The Trump administration has been considering this change for more than two years but waited until its final weeks to try to put it into effect. A notice about the change was filed for regulatory review at the White House last month and a copy of the proposal was shared with The Washington Post.
The document says the change would “provide much needed clarity to the courts and federal funding recipients and beneficiaries,” noting that the Justice Department currently distributes about $6 billion a year in grants or awards, though it also concedes it is unclear what portion of that might be affected by the planned change.
The planned change was pushed in late December by William P. Barr, one of his last acts as attorney general. A Justice Department spokeswoman declined to comment.
Typically regulations of this magnitude are published first as proposals and the government collects public comment before publishing its final version. It would be unusual to publish a final regulation — particularly one of this magnitude — without going through that process, but the document says that its proposal falls under an exception and therefore the administration is not required to seek public comment.
A government website that tracks the regulatory process shows meetings on this proposal are scheduled with White House officials as late as the morning of Jan. 20, inauguration day. Usually, final rules are not published until after these meetings are held.
Civil rights activists responded with alarm to the news.
“The idea they would use this process at the 11th hour to undermine civil rights protections is deeply alarming though not surprising,” said Becky Monroe, director of the Fighting Hate and Bias program at the Leadership Conference on Civil and Human Rights, who worked at the Justice Department in the Obama administration. “This is a big deal.”
The regulation, if finalized, would directly affect the rules for grants awarded by the Justice Department, but because the agency is involved in legal matters that stretch across the government, it could have a broader effect in setting the tone for legal policies and practices in other agencies.
Still, other agencies would have to issue their own, similar regulations if they wanted to ensure that the new interpretation applied to their grants.
Under the concept of disparate impact, actions can amount to discrimination if they have an uneven effect, even if that was not the intent. Regulations across the government implementing the 1964 Civil Rights Act and its amendments define discrimination as including this unintentional form of bias.
The Trump administration has signaled its hostility to disparate impact analysis on multiple occasions. In 2018, an internal Justice Department memo directed senior civil rights officials to examine how the regulations in this area might be changed or removed across the government, people familiar with the matter said at the time. Rolling back disparate impact analysis has been a longtime goal of conservative legal thinkers. Past Republican administrations have done little to erode the concept’s application, though, partly out of concerns that the Supreme Court might disagree, or that such changes would be unpopular and viewed as racist.
For example, during the Obama administration, the Education Department investigated school systems when data showed that students of color were disciplined at higher rates than their White peers, even if there was no evidence of discriminatory intent.
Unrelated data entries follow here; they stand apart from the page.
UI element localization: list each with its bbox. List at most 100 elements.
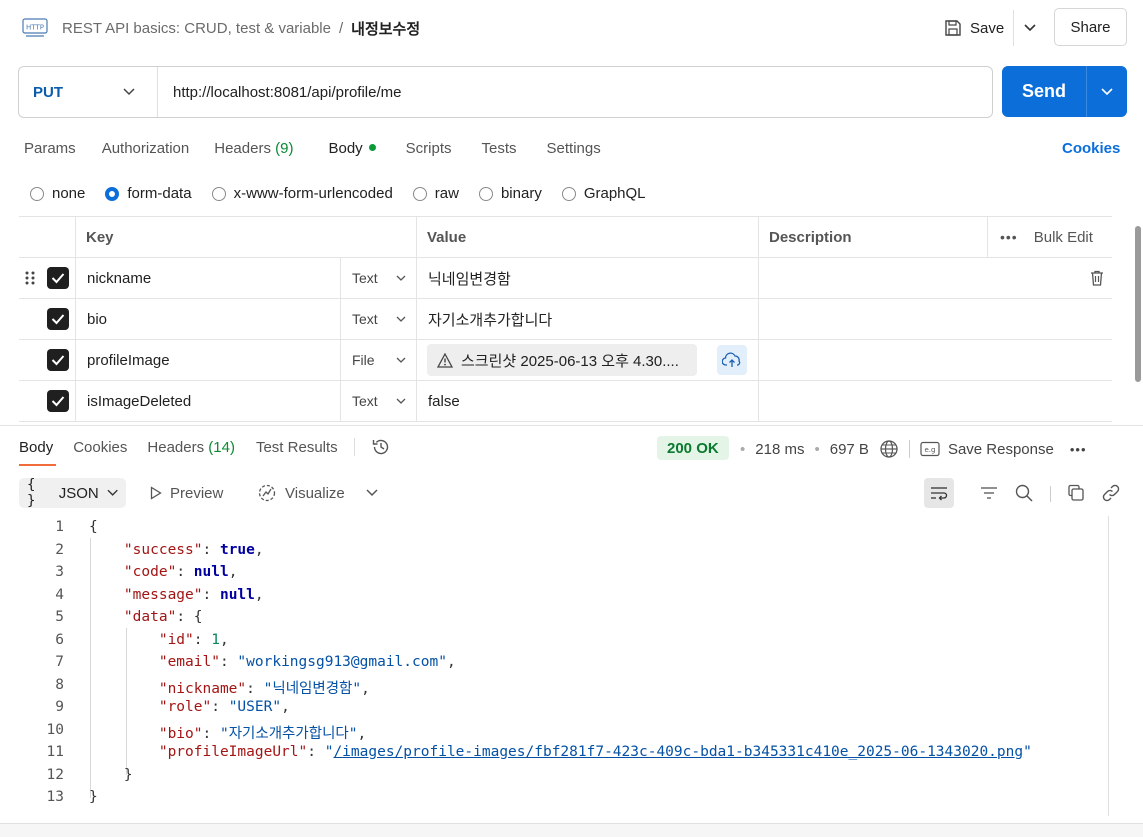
row-checkbox[interactable] xyxy=(47,390,69,412)
save-options-button[interactable] xyxy=(1016,10,1044,46)
format-select[interactable]: { } JSON xyxy=(19,477,126,509)
tab-settings[interactable]: Settings xyxy=(547,140,601,162)
preview-label: Preview xyxy=(170,484,224,502)
more-options-icon[interactable]: ••• xyxy=(1070,442,1087,457)
history-icon[interactable] xyxy=(371,437,391,457)
row-description[interactable] xyxy=(759,381,1112,421)
row-description[interactable] xyxy=(759,340,1112,380)
profile-image-link[interactable]: /images/profile-images/fbf281f7-423c-409… xyxy=(333,744,1023,760)
search-button[interactable] xyxy=(1009,478,1039,508)
breadcrumb-collection[interactable]: REST API basics: CRUD, test & variable xyxy=(62,20,331,37)
response-size[interactable]: 697 B xyxy=(830,441,869,458)
url-input[interactable] xyxy=(158,67,992,117)
filter-button[interactable] xyxy=(974,478,1004,508)
tab-scripts[interactable]: Scripts xyxy=(406,140,452,162)
radio-graphql[interactable]: GraphQL xyxy=(561,185,646,202)
more-options-icon[interactable]: ••• xyxy=(1000,229,1018,245)
row-key[interactable]: isImageDeleted xyxy=(76,381,341,421)
check-icon xyxy=(51,355,65,366)
chevron-down-icon xyxy=(396,357,406,363)
line-number: 4 xyxy=(55,587,64,603)
save-button[interactable]: Save xyxy=(936,10,1012,46)
status-badge[interactable]: 200 OK xyxy=(657,436,729,460)
wrap-lines-button[interactable] xyxy=(924,478,954,508)
line-number: 7 xyxy=(55,654,64,670)
preview-button[interactable]: Preview xyxy=(150,478,223,508)
row-value[interactable]: 닉네임변경함 xyxy=(417,258,759,298)
code-line: "email": "workingsg913@gmail.com", xyxy=(158,654,456,670)
globe-icon[interactable] xyxy=(879,439,899,459)
delete-icon[interactable] xyxy=(1090,270,1104,286)
row-select-cell xyxy=(19,258,76,298)
code-line: } xyxy=(89,767,133,783)
send-options-button[interactable] xyxy=(1087,87,1127,96)
save-label: Save xyxy=(970,19,1005,37)
code-line: "id": 1, xyxy=(158,632,229,648)
radio-label: x-www-form-urlencoded xyxy=(233,185,393,202)
tab-response-cookies[interactable]: Cookies xyxy=(73,439,127,456)
radio-label: raw xyxy=(434,185,459,202)
radio-binary[interactable]: binary xyxy=(478,185,542,202)
json-key: "id" xyxy=(158,632,194,648)
tab-body[interactable]: Body xyxy=(328,140,376,162)
code-line: } xyxy=(89,789,98,805)
json-value: 1 xyxy=(211,632,220,648)
radio-raw[interactable]: raw xyxy=(412,185,459,202)
share-button[interactable]: Share xyxy=(1054,8,1127,46)
scrollbar[interactable] xyxy=(1135,226,1141,382)
send-button[interactable]: Send xyxy=(1002,81,1086,102)
tab-params[interactable]: Params xyxy=(24,140,76,162)
method-select[interactable]: PUT xyxy=(19,67,158,117)
cookies-link[interactable]: Cookies xyxy=(1062,140,1120,157)
row-type-select[interactable]: Text xyxy=(341,381,417,421)
tab-tests[interactable]: Tests xyxy=(482,140,517,162)
row-key[interactable]: nickname xyxy=(76,258,341,298)
response-time[interactable]: 218 ms xyxy=(755,441,804,458)
row-type-select[interactable]: Text xyxy=(341,258,417,298)
row-type-select[interactable]: Text xyxy=(341,299,417,339)
json-value: null xyxy=(219,587,255,603)
row-value[interactable]: 자기소개추가합니다 xyxy=(417,299,759,339)
line-number: 9 xyxy=(55,699,64,715)
row-description[interactable] xyxy=(759,299,1112,339)
tab-headers-label: Headers xyxy=(214,140,271,157)
body-type-selector: none form-data x-www-form-urlencoded raw… xyxy=(30,185,646,202)
drag-handle-icon[interactable] xyxy=(25,270,35,286)
response-body-viewer[interactable]: 1 { 2 "success": true, 3 "code": null, 4… xyxy=(0,516,1110,816)
visualize-options-button[interactable] xyxy=(357,478,387,508)
file-chip[interactable]: 스크린샷 2025-06-13 오후 4.30.... xyxy=(427,344,697,376)
link-button[interactable] xyxy=(1096,478,1126,508)
row-key[interactable]: profileImage xyxy=(76,340,341,380)
row-type-select[interactable]: File xyxy=(341,340,417,380)
row-key[interactable]: bio xyxy=(76,299,341,339)
radio-none[interactable]: none xyxy=(30,185,85,202)
visualize-button[interactable]: Visualize xyxy=(257,478,345,508)
dot-separator: • xyxy=(740,440,746,458)
radio-circle xyxy=(105,186,120,201)
visualize-label: Visualize xyxy=(285,484,345,502)
row-description[interactable] xyxy=(759,258,1112,298)
top-bar: HTTP REST API basics: CRUD, test & varia… xyxy=(0,0,1143,56)
code-line: "data": { xyxy=(123,609,203,625)
tab-headers[interactable]: Headers (9) xyxy=(214,140,293,162)
row-checkbox[interactable] xyxy=(47,267,69,289)
radio-form-data[interactable]: form-data xyxy=(105,185,192,202)
copy-button[interactable] xyxy=(1061,478,1091,508)
chevron-down-icon xyxy=(123,88,135,96)
tab-response-headers[interactable]: Headers (14) xyxy=(147,439,235,456)
response-tabs: Body Cookies Headers (14) Test Results xyxy=(19,437,391,457)
upload-button[interactable] xyxy=(717,345,747,375)
bulk-edit-button[interactable]: Bulk Edit xyxy=(1034,229,1093,246)
type-label: Text xyxy=(352,270,378,286)
tab-test-results[interactable]: Test Results xyxy=(256,439,338,456)
radio-x-www-form-urlencoded[interactable]: x-www-form-urlencoded xyxy=(211,185,393,202)
tab-response-body[interactable]: Body xyxy=(19,439,53,456)
save-response-button[interactable]: e.g Save Response xyxy=(920,441,1054,458)
row-checkbox[interactable] xyxy=(47,308,69,330)
row-checkbox[interactable] xyxy=(47,349,69,371)
tab-authorization[interactable]: Authorization xyxy=(102,140,190,162)
request-name[interactable]: 내정보수정 xyxy=(351,18,420,39)
scrollbar-track xyxy=(1108,516,1109,816)
visualize-icon xyxy=(258,484,276,502)
row-value[interactable]: false xyxy=(417,381,759,421)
It also issued guidance urging schools to refrain from this type of discrimination.
The Trump administration signaled its hostility to this approach in a report issued in 2018 by the Federal Commission on School Safety, which recommended rescinding this school discipline guidance. In a sharply worded and controversial chapter, the report said the validity of disparate impact analysis “cannot be squared with the Supreme Court’s holdings.” It added that earlier administrations had adopted the concept without regard for what the underlying statute said and said that interpretation was of “questionable validity” and “dubious, at best.”
The administration revoked the guidance a few days later.
The Supreme Court has recognized disparate impact claims, but in a 2015 housing case, its use was upheld by a narrow 5-to-4 vote, in an opinion written by Justice Anthony M. Kennedy, who now is retired. Some conservatives have speculated that the new, more conservative court might decide the same matter differently.
Supporters of disparate impact analysis say it is a critical tool because finding “smoking gun” evidence to prove someone intended to discriminate is difficult. And even if the intention wasn’t to discriminate, advocates say institutions should be held accountable for discriminatory effects.
But conservatives have long argued that proving discrimination should require proof that someone intended to treat people differently. And they say that if people are being judged by numbers, they may feel pressure to make decisions based on racial quotas.